First time managing people? If you’re new to managing, these essential strategies can keep employees satisfied and boost your professional success.
One of the main reasons employees report leaving jobs is poor manager relationships. From feeling mismanaged to conflicts with management decisions, many things can make an employee-manager relationship turn sour. If this is your first attempt at managing people, these tips can help retain employees and keep conflict at bay.
How do you manage people?
Managing people for the first time can be overwhelming. Fortunately, taking time to hone your management skills can improve both employee satisfaction and retention.
One of the best ways to start is to practice asking questions. This shows an investment in employees’ personal and professional wellbeing. It might even be a good idea to deploy an employee engagement survey to see how they’re feeling about their role and your management style.
In addition to holding regular one-on-one chats and checking in with your employees’ schedules and deadlines, be sure to ask about their personal life. Likewise, asking for feedback about your management style can help you refine your techniques and become aware of any growth opportunities.
What qualities make a good manager?
The definition of a good manager varies depending on an employee’s communication and working preferences. There’s one key element, however, that sets a positive tone for all employee/manager relationships: trust.
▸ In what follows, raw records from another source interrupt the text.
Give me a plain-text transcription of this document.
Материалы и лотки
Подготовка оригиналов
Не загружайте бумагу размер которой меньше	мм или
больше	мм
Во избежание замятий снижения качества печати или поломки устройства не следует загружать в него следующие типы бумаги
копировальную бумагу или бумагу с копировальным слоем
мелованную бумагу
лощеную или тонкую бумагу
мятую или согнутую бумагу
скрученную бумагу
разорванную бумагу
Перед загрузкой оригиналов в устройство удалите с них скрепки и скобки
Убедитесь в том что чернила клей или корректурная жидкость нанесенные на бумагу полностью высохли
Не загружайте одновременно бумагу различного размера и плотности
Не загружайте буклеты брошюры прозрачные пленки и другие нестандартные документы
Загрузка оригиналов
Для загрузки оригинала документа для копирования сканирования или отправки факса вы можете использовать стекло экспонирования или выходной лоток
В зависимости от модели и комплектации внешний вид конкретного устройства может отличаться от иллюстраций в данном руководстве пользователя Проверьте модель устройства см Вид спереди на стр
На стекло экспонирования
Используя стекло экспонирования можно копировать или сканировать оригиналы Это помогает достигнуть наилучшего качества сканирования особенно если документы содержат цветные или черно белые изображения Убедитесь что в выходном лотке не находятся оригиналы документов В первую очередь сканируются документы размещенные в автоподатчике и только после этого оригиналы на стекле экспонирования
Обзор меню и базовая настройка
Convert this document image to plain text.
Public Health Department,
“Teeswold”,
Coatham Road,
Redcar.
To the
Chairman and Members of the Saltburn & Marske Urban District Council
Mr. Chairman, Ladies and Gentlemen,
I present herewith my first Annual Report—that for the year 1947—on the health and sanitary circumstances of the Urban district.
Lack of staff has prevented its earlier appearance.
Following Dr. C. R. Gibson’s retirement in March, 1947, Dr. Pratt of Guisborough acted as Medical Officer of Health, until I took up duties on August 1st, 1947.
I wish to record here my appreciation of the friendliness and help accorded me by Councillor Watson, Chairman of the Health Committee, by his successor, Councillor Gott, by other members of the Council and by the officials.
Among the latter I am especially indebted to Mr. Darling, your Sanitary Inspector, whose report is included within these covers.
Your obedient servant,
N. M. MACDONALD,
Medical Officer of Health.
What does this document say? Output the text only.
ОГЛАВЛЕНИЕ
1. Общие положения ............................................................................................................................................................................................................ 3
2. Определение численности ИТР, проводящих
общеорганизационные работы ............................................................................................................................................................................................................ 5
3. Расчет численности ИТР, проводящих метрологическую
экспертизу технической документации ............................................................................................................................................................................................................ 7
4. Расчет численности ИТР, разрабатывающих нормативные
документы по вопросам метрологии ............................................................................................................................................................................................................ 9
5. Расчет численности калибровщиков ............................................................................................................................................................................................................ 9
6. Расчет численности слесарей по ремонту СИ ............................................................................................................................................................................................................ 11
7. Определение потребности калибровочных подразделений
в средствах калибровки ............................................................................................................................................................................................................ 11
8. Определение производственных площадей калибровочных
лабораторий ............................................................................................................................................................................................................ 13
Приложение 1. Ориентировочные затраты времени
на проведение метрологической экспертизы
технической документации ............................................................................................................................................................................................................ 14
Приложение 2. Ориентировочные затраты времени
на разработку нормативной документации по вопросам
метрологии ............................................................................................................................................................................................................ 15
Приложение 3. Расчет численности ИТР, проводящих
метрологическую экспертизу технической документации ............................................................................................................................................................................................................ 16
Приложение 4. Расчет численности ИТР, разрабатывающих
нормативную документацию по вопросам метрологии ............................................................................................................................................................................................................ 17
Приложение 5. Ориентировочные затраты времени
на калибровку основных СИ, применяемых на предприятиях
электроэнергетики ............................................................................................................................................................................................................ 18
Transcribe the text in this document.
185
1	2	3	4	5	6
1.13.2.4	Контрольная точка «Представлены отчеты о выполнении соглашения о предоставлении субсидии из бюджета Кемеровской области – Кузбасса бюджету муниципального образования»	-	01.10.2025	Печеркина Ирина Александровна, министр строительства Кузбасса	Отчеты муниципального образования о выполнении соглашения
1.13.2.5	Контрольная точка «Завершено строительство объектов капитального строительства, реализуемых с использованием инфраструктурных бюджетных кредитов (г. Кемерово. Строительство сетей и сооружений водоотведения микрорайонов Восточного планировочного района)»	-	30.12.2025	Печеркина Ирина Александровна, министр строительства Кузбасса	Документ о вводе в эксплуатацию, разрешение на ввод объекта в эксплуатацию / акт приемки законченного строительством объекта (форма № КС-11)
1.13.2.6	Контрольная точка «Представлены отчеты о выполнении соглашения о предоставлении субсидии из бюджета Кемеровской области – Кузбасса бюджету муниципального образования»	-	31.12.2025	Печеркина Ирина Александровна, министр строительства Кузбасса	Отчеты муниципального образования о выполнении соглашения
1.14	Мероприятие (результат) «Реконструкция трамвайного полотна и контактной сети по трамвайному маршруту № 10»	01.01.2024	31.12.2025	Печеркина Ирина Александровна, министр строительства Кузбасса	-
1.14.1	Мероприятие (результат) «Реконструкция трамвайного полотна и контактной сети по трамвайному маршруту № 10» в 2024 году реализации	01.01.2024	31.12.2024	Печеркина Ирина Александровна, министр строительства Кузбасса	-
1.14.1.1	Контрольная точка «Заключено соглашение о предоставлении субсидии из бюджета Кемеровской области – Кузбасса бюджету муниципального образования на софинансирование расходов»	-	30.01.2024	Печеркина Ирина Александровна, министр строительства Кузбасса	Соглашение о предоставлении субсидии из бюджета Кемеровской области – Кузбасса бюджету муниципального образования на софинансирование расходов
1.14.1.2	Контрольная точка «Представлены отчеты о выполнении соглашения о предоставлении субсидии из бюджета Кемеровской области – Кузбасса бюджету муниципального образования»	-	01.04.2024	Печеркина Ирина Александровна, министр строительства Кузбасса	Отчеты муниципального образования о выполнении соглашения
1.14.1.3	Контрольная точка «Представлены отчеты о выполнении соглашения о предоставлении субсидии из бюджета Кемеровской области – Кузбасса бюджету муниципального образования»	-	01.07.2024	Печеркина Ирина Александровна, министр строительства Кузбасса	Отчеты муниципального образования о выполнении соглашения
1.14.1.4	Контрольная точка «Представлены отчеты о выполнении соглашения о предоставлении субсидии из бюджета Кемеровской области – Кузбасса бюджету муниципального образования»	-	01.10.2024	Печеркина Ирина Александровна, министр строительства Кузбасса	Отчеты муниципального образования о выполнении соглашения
When your employees trust you, they’re more likely to speak up if they have questions or concerns, which is the key to managing people.
Moreover, a mutually trusting relationship ensures that you will receive honest feedback on your management style – helping you to improve professionally.
How can you be an effective manager?
Here are three ways to build trust with your employees and become a more effective manager:
1) Note Their Personal Goals
Understanding your employees’ professional goals is key to helping them feel valued. What are their strengths and weaknesses? Where do they hope to take this career experience in the future? Asking such questions can help you assign tasks that interest and excite your employees, which in turn helps them feel more satisfied.
2) Be Accountable (and Maintain Accountability)
Staying true to your word goes a long way when managing people. Show up to your meetings when you say you will and adhere to your deadlines as promised. Being a role model for accountability can set the tone for what’s expected of employees. It also demonstrates your respect for them and their time.
3) Improve Your Decision-Making
Decision-making requires that you use both intellect and empathy to consider the full impact of your choice. When your employees see you weighing important decisions with a full scope approach, they’ll gain a greater sense of trust for you as a person. It will, in turn, motivate them to use practical decision-making skills in order to thrive as contributing members of your team.
So, what is a good manager?
There are many different management styles – some that work better for different contexts. However, all good managers build trust with the employees by achieving the proper balance between empathy, personal connections, and strong decision-making skills.